China Personal Information Protection Law
The Personal Information Protection Law (PIPL) is the foundational personal-data protection statute of the People’s Republic of China. It was adopted at the 30th Meeting of the Standing Committee of the Thirteenth National People’s Congress on 20 August 2021 and came into force on 1 November 2021 per Article 74. The Law contains 74 articles across eight chapters and is the third pillar of China’s data-governance triad alongside the Cybersecurity Law and the Data Security Law.
Per the China AI Note (Kevin Duan, Han Kun Law, February 2026), PIPL is one of the foundational binding frameworks materially shaping AI use in Mainland China.
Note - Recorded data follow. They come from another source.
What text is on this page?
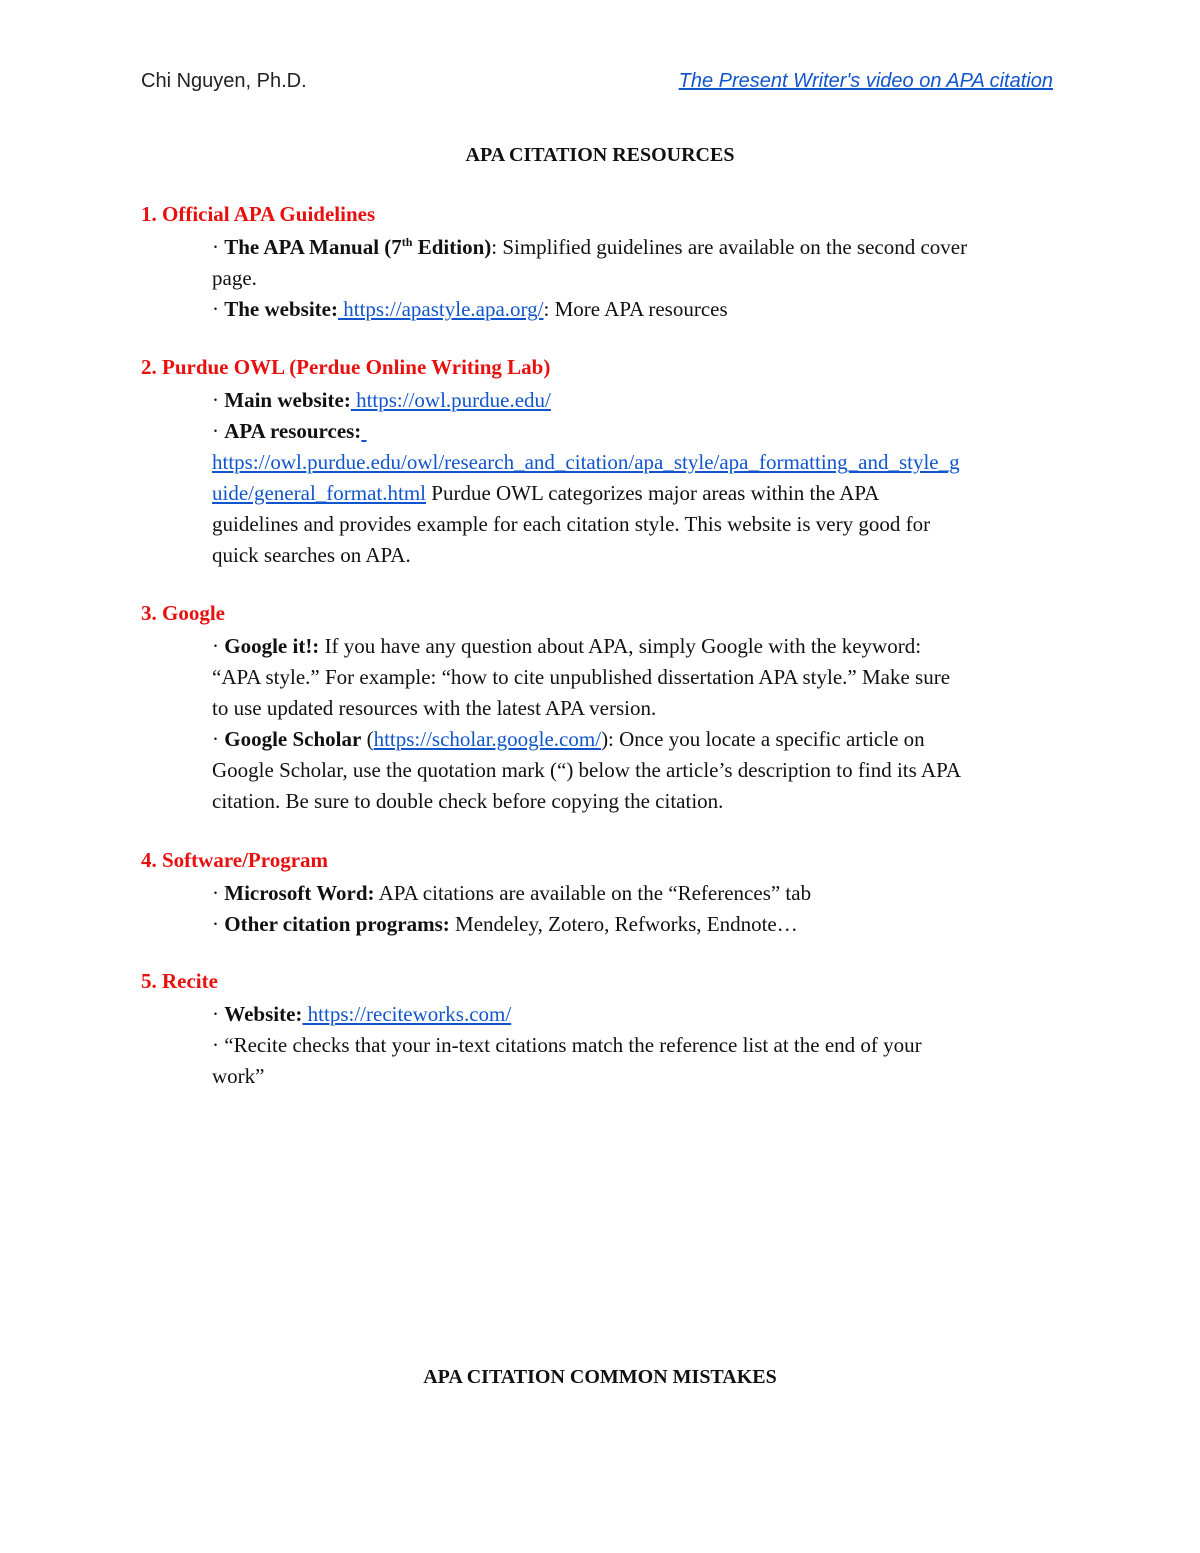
Chi Nguyen, Ph.D.	The Present Writer's video on APA citation
APA CITATION RESOURCES
1. Official APA Guidelines
· The APA Manual (7th Edition): Simplified guidelines are available on the second cover
page.
· The website: https://apastyle.apa.org/: More APA resources
2. Purdue OWL (Perdue Online Writing Lab)
· Main website: https://owl.purdue.edu/
· APA resources:
https://owl.purdue.edu/owl/research_and_citation/apa_style/apa_formatting_and_style_g
uide/general_format.html Purdue OWL categorizes major areas within the APA
guidelines and provides example for each citation style. This website is very good for
quick searches on APA.
3. Google
· Google it!: If you have any question about APA, simply Google with the keyword:
“APA style.” For example: “how to cite unpublished dissertation APA style.” Make sure
to use updated resources with the latest APA version.
· Google Scholar (https://scholar.google.com/): Once you locate a specific article on
Google Scholar, use the quotation mark (“) below the article’s description to find its APA
citation. Be sure to double check before copying the citation.
4. Software/Program
· Microsoft Word: APA citations are available on the “References” tab
· Other citation programs: Mendeley, Zotero, Refworks, Endnote…
5. Recite
· Website: https://reciteworks.com/
· “Recite checks that your in-text citations match the reference list at the end of your
work”
APA CITATION COMMON MISTAKES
AI-specific Chinese instruments — including the Generative AI Service Regulations, the Algorithm Recommendation Regulations, and the Deep Synthesis Provisions — cross-reference PIPL for personal-data processing requirements, automated-decision-making rules, and cross-border data-transfer obligations.
Original-language title: 中华人民共和国个人信息保护法. Issuing body: Standing Committee of the National People’s Congress (NPCSC). Primary enforcer: Cyberspace Administration of China (CAC), supported by sectoral regulators including MIIT, MPS, and SAMR. Source: NPC English-language gazette · en.npc.gov.cn/2021-12/29/c_694559.htm.